Subparagraph (h)(1) involves a broad grant of authority to the Commission to adopt (i) business conduct standards specifically mandated by subsection (h)(3), and (ii) antifraud, supervision, compliance and other rules, in this latter case to be adopted in the discretion of the Commission. Both sets of rules would presumably be applicable to dealers' transactions with all counterparties (subject to the Commission's ability to say otherwise in the exercise of its rulemaking authority). Subparagraph (h)(2) says that (x) where a dealer acts as an advisor to a Special Entity, the requirements of subparagraph (4) must be met, and (y) where a dealer acts as counterparty to a Special Entity, the requirements of subparagraph (h)(5) must be complied with. In this regard, it is clear from subparagraph (h)(4) that its provisions relate exclusively to transactions between a dealer acting as advisor and a Special Entity, whereas the same is not so clear in the case of subclause (B) of subparagraph (h)(5) (as that subclause provides discretionary authority to the Commission to promulgate further standards and requirements "in the public interest" or "for the protection of investors").
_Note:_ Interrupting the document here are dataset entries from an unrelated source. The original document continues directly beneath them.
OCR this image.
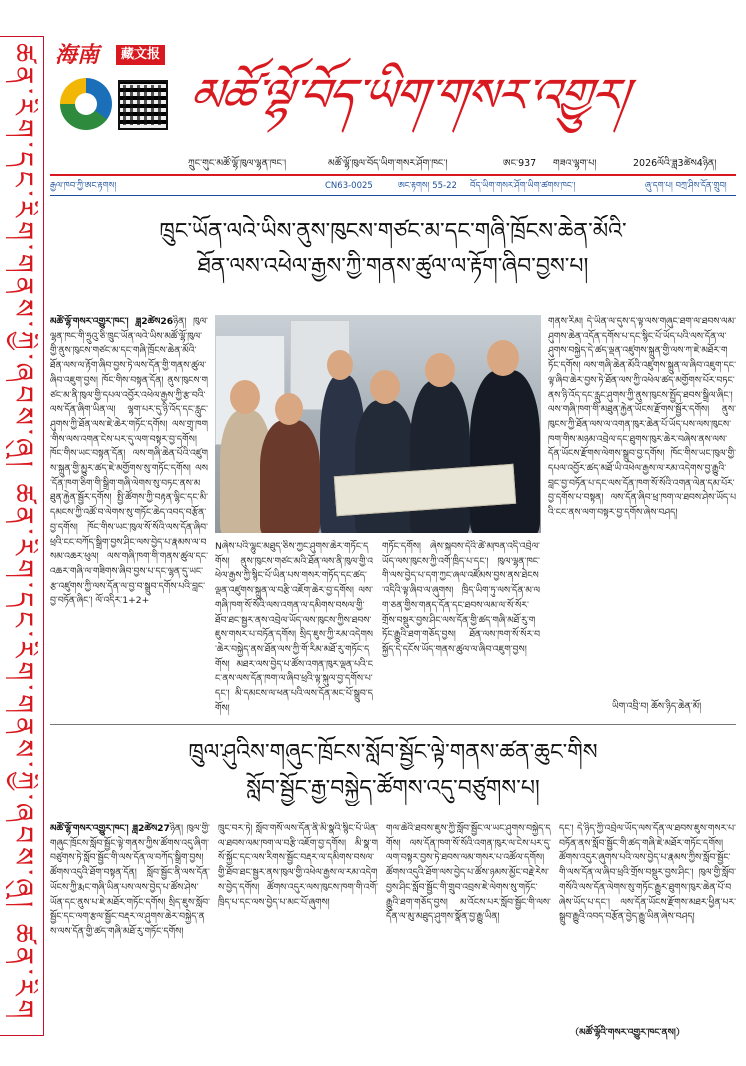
ཚན་རིག་དང་རིག་གནས་ཀྱི་ཞབས་ཞུ། ཚན་རིག་དང་རིག་གནས་ཀྱི་ཞབས་ཞུ། ཚན་རིག 海南	藏文报
མཚོ་ལྷོ་བོད་ཡིག་གསར་འགྱུར།
ཀྲུང་གུང་མཚོ་ལྷོ་ཁུལ་ལྷན་ཁང་།	མཚོ་ལྷོ་ཁུལ་བོད་ཡིག་གསར་ཤོག་ཁང་།	ཨང་937 གཟའ་ལྷག་པ།	2026ལོའི་ཟླ3ཚེས4ཉིན།
རྒྱལ་ཁབ་ཀྱི་ཨང་རྟགས།	CN63-0025	ཨང་རྟགས། 55-22 བོད་ཡིག་གསར་ཤོག་ཡིག་ཚགས་ཁང་།	ཞུ་དག་པ། བཀྲ་ཤིས་དོན་གྲུབ།
ཁྲུང་ཡོན་ལའེ་ཡིས་ནུས་ཁུངས་གཙང་མ་དང་གཞི་ཁྲོངས་ཆེན་མོའི་
ཐོན་ལས་འཕེལ་རྒྱས་ཀྱི་གནས་ཚུལ་ལ་རྟོག་ཞིབ་བྱས་པ།
མཚོ་ལྷོ་གསར་འགྱུར་ཁང་། ཟླ2ཚེས26ཉིན། ཁུལ་ལྷན་ཁང་གི་ཧྲུའུ་ཅི་ཁྲུང་ཡོན་ལའེ་ཡིས་མཚོ་ལྷོ་ཁུལ་གྱི་ནུས་ཁུངས་གཙང་མ་དང་གཞི་ཁྲོངས་ཆེན་མོའི་ཐོན་ལས་ལ་རྟོག་ཞིབ་བྱས་ཏེ་ལས་དོན་གྱི་གནས་ཚུལ་ཞིབ་འཇུག་བྱས། ཁོང་གིས་བསྟན་དོན། ནུས་ཁུངས་གཙང་མ་ནི་ཁུལ་གྱི་དཔལ་འབྱོར་འཕེལ་རྒྱས་ཀྱི་རྩ་བའི་ལས་དོན་ཞིག་ཡིན་ལ། ལྷག་པར་དུ་ཉི་འོད་དང་རླུང་ཤུགས་ཀྱི་ཐོན་ལས་ཇེ་ཆེར་གཏོང་དགོས། ལས་གྲྭ་ཁག་གིས་ལས་འགན་ངེས་པར་དུ་ལག་བསྟར་བྱ་དགོས། ཁོང་གིས་ཡང་བསྟན་དོན། ལས་གཞི་ཆེན་པོའི་འཛུགས་སྐྲུན་གྱི་མྱུར་ཚད་ཇེ་མགྱོགས་སུ་གཏོང་དགོས། ལས་དོན་ཁག་ཅིག་གི་སྒྲིག་གཞི་ལེགས་སུ་བཏང་ནས་མཐུན་རྐྱེན་སྦྱོར་དགོས། སྤྱི་ཚོགས་ཀྱི་བརྟན་ལྷིང་དང་མི་དམངས་ཀྱི་འཚོ་བ་ལེགས་སུ་གཏོང་ཆེད་འབད་བརྩོན་བྱ་དགོས། ཁོང་གིས་ཡང་ཁུལ་སོ་སོའི་ལས་དོན་ཞིབ་ཕྲའི་ངང་བཀོད་སྒྲིག་བྱས་ཤིང་ལས་བྱེད་པ་རྣམས་ལ་བསམ་འཆར་ཕུལ། ལས་གཞི་ཁག་གི་གནས་ཚུལ་དང་འཆར་གཞི་ལ་གཟིགས་ཞིབ་བྱས་པ་དང་ལྷན་དུ་ཡང་རྩ་འཛུགས་ཀྱི་ལས་དོན་ལ་བྱ་བ་སྒྲུབ་དགོས་པའི་བླང་བྱ་བཏོན་ཞིང་། ལོ་འདིར་1+2+
Nཞེས་པའི་ལྷུང་མཐུད་ཅིས་ཀྱང་ཤུགས་ཆེར་གཏོང་དགོས། ནུས་ཁུངས་གཙང་མའི་ཐོན་ལས་ནི་ཁུལ་གྱི་འཕེལ་རྒྱས་ཀྱི་སྙིང་པོ་ཡིན་པས་གསར་གཏོད་དང་ཚད་ལྡན་འཛུགས་སྐྲུན་ལ་བརྩི་འཇོག་ཆེར་བྱ་དགོས། ལས་གཞི་ཁག་སོ་སོའི་ལས་འགན་ལ་དམིགས་བསལ་གྱི་ཐོབ་ཐང་སྦྱར་ནས་འབྲེལ་ཡོད་ལས་ཁུངས་ཀྱིས་ཐབས་ཇུས་གསར་པ་བཏོན་དགོས། སྲིད་ཇུས་ཀྱི་རམ་འདེགས་ཆེར་བསྐྱེད་ནས་ཐོན་ལས་ཀྱི་གོ་རིམ་མཐོ་རུ་གཏོང་དགོས། མཐར་ལས་བྱེད་པ་ཚོས་འགན་ཁུར་ལྡན་པའི་ངང་ནས་ལས་དོན་ཁག་ལ་ཞིབ་ཕྲའི་ལྟ་སྐུལ་བྱ་དགོས་པ་དང་། མི་དམངས་ལ་ཕན་པའི་ལས་དོན་མང་པོ་སྒྲུབ་དགོས།
གཏོང་དགོས། ཞེས་སྐབས་དེའི་ཚེ་མཁན་འདི་འབྲེལ་ཡོད་ལས་ཁུངས་ཀྱི་འགོ་ཁྲིད་པ་དང་། ཁུལ་ལྷན་ཁང་གི་ལས་བྱེད་པ་དག་ཀྱང་ཞལ་འཛོམས་བྱས་ནས་ཐེངས་འདིའི་ལྟ་ཞིབ་ལ་ཞུགས། ཁྲིད་ཡིག་ཏུ་ལས་དོན་མ་ལག་ཅན་གྱིས་གནད་དོན་དང་ཐབས་ལམ་ལ་སོ་སོར་གྲོས་བསྡུར་བྱས་ཤིང་ལས་དོན་གྱི་ཚད་གཞི་མཐོ་རུ་གཏོང་རྒྱུའི་ཐག་གཅོད་བྱས། ཐོན་ལས་ཁག་སོ་སོར་བསྐྱོད་དེ་དངོས་ཡོད་གནས་ཚུལ་ལ་ཞིབ་འཇུག་བྱས།
གནས་རིམ། དེ་ཡིན་ལ་དུས་ད་ལྟ་ལས་གཞུང་ཐག་ལ་ཐབས་ལམ་ཤུགས་ཆེན་འདོན་དགོས་པ་དང་སྙིང་པོ་ཡོད་པའི་ལས་དོན་ལ་ཤུགས་བསྐྱེད་དེ་ཚད་ལྡན་འཛུགས་སྐྲུན་གྱི་ལས་ཀ་ཇེ་མཐོར་གཏོང་དགོས། ལས་གཞི་ཆེན་མོའི་འཛུགས་སྐྲུན་ལ་ཞིབ་འཇུག་དང་ལྟ་ཞིབ་ཆེར་བྱས་ཏེ་ཐོན་ལས་ཀྱི་འཕེལ་ཚད་མགྱོགས་པོར་བཏང་ནས་ཉི་འོད་དང་རླུང་ཤུགས་ཀྱི་ནུས་ཁུངས་སྤྱོད་ཐབས་སྒྲིལ་ཞིང་། ལས་གཞི་ཁག་གི་མཐུན་རྐྱེན་ཡོངས་རྫོགས་སྦྱོར་དགོས། ནུས་ཁུངས་ཀྱི་ཐོན་ལས་ལ་འགན་ཁུར་ཆེན་པོ་ཡོད་པས་ལས་ཁུངས་ཁག་གིས་མཉམ་འབྲེལ་དང་ཐུགས་ཁུར་ཆེར་བཞེས་ནས་ལས་དོན་ཡོངས་རྫོགས་ལེགས་སྒྲུབ་བྱ་དགོས། ཁོང་གིས་ཡང་ཁུལ་གྱི་དཔལ་འབྱོར་ཚད་མཐོ་ཡི་འཕེལ་རྒྱས་ལ་རམ་འདེགས་བྱ་རྒྱུའི་བླང་བྱ་བཏོན་པ་དང་ལས་དོན་ཁག་སོ་སོའི་འགན་ལེན་དམ་པོར་བྱ་དགོས་པ་བསྟན། ལས་དོན་ཞིབ་ཕྲ་ཁག་ལ་ཐབས་ཤེས་ཡོད་པའི་ངང་ནས་ལག་བསྟར་བྱ་དགོས་ཞེས་བཤད།
ཡིག་འབྲི་བ། ཆོས་ཉིད་ཆེན་མོ།
ཁྲུལ་ཤུའིས་གཞུང་ཁྲོངས་སློབ་སྦྱོང་ལྟེ་གནས་ཚན་ཆུང་གིས
སློབ་སྦྱོང་རྒྱ་བསྐྱེད་ཚོགས་འདུ་བཙུགས་པ།
མཚོ་ལྷོ་གསར་འགྱུར་ཁང་། ཟླ2ཚེས27ཉིན། ཁུལ་གྱི་གཞུང་ཁྲོངས་སློབ་སྦྱོང་ལྟེ་གནས་ཀྱིས་ཚོགས་འདུ་ཞིག་བཙུགས་ཏེ་སློབ་སྦྱོང་གི་ལས་དོན་ལ་བཀོད་སྒྲིག་བྱས། ཚོགས་འདུའི་ཐོག་བསྟན་དོན། སློབ་སྦྱོང་ནི་ལས་དོན་ཡོངས་ཀྱི་རྨང་གཞི་ཡིན་པས་ལས་བྱེད་པ་ཚོས་ཤེས་ཡོན་དང་ནུས་པ་ཇེ་མཐོར་གཏོང་དགོས། སྲིད་ཇུས་སློབ་སྦྱོང་དང་ལག་རྩལ་སྦྱོང་བརྡར་ལ་ཤུགས་ཆེར་བསྐྱེད་ནས་ལས་དོན་གྱི་ཚད་གཞི་མཐོ་རུ་གཏོང་དགོས།
ཁྲུང་བར་ཏེ། སློབ་གསོ་ལས་དོན་ནི་མི་སྣའི་སྙིང་པོ་ཡིན་ལ་ཐབས་ལམ་ཁག་ལ་བརྩི་འཇོག་བྱ་དགོས། མི་སྣ་གསོ་སྐྱོང་དང་ལས་རིགས་སྦྱོང་བརྡར་ལ་དམིགས་བསལ་གྱི་ཐོབ་ཐང་སྦྱར་ནས་ཁུལ་གྱི་འཕེལ་རྒྱས་ལ་རམ་འདེགས་བྱེད་དགོས། ཚོགས་འདུར་ལས་ཁུངས་ཁག་གི་འགོ་ཁྲིད་པ་དང་ལས་བྱེད་པ་མང་པོ་ཞུགས།
གལ་ཆེའི་ཐབས་ཇུས་ཀྱི་སློབ་སྦྱོང་ལ་ཡང་ཤུགས་བསྐྱེད་དགོས། ལས་དོན་ཁག་སོ་སོའི་འགན་ཁུར་ལ་ངེས་པར་དུ་ལག་བསྟར་བྱས་ཏེ་ཐབས་ལམ་གསར་པ་འཚོལ་དགོས། ཚོགས་འདུའི་ཐོག་ལས་བྱེད་པ་ཚོས་ཉམས་མྱོང་བརྗེ་རེས་བྱས་ཤིང་སློབ་སྦྱོང་གི་གྲུབ་འབྲས་ཇེ་ལེགས་སུ་གཏོང་རྒྱུའི་ཐག་གཅོད་བྱས། མ་འོངས་པར་སློབ་སྦྱོང་གི་ལས་དོན་ལ་མུ་མཐུད་ཤུགས་སྣོན་བྱ་རྒྱུ་ཡིན།
དང་། དེ་ཉིད་ཀྱི་འབྲེལ་ཡོད་ལས་དོན་ལ་ཐབས་ཇུས་གསར་པ་བཏོན་ནས་སློབ་སྦྱོང་གི་ཚད་གཞི་ཇེ་མཐོར་གཏོང་དགོས། ཚོགས་འདུར་ཞུགས་པའི་ལས་བྱེད་པ་རྣམས་ཀྱིས་སློབ་སྦྱོང་གི་ལས་དོན་ལ་ཞིབ་ཕྲའི་གྲོས་བསྡུར་བྱས་ཤིང་། ཁུལ་གྱི་སློབ་གསོའི་ལས་དོན་ལེགས་སུ་གཏོང་རྒྱུར་ཐུགས་ཁུར་ཆེན་པོ་བཞེས་ཡོད་པ་དང་། ལས་དོན་ཡོངས་རྫོགས་མཐར་ཕྱིན་པར་སྒྲུབ་རྒྱུའི་འབད་བརྩོན་བྱེད་རྒྱུ་ཡིན་ཞེས་བཤད།
（མཚོ་ལྷོའི་གསར་འགྱུར་ཁང་ནས།）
Subclauses (B) and (C) of subparagraph (h)(4) for sure require special rules for when dealers interact as advisor with Special Entities, and our comments are not intended to address these rules. It is harder to say that subclause (h)(4)(A) is a "special rule" for dealings with Special Entities, insofar as it recites basic antifraud rules deeply rooted in both federal securities and commodities law. As to subparagraph (h)(5), we note that subclause (h)(5)(A) contains the independent representative requirement considered above, and, as noted, subclause (h)(5)(B) provides broad rulemaking authority, perhaps only as to dealings with Special Entities, or perhaps more broadly -- the resolution of this issue is not critical because the contemplated rulemaking is not mandatory. As if the accumulation of rulemaking authority in the preceding subparagraphs might be insufficient, subparagraph (h)(6) comes along to say to provide very broad authority (and mandate rulemaking) with respect to dealer conduct, with no limitation of that authority to dealings with Special Entities.

Stepping back from the intricacies, we note that there is required rulemaking with respect to general conduct standards under subparagraph (3) and abundant authority for the Commission otherwise to adopt whatever rules it sees fit without limiting them to dealings with Special Entities under subparagraph (h)(1) and subparagraph (h)(6), if not also subclause (h)(5)(B). There is no mandatory rulemaking limited to dealer transactions with Special Entities, except as contemplated by subparagraph (h)(4). At that, at the risk of making a presumptuous comment as to how the Commission should proceed, it seems clear that the Commission should use its abundant rulemaking authority to clarify that the provisions of subclause (h)(4)(A) are broadly applicable to all dealings of a dealer, at the risk of otherwise effecting a general repeal of generally applicable antifraud rules under the principle of "inclusio unius est exclusio alterius," a result that was clearly never intended by Congress. Thus, a careful parsing of the statute demonstrates that the Commission can proceed here with broadly applicable conduct rules, without any special provisions relating to Special Entities (except as contemplated by subclauses (h)(4)(B) and (C)), which is the right result from a rulemaking policy perspective.

We have provided a substantially similar comment to the CFTC with respect to its rulemaking under Section 731(h) of Dodd-Frank. We understand that this rulemaking is to be coordinated with the Commission's rulemaking under Section 764(h).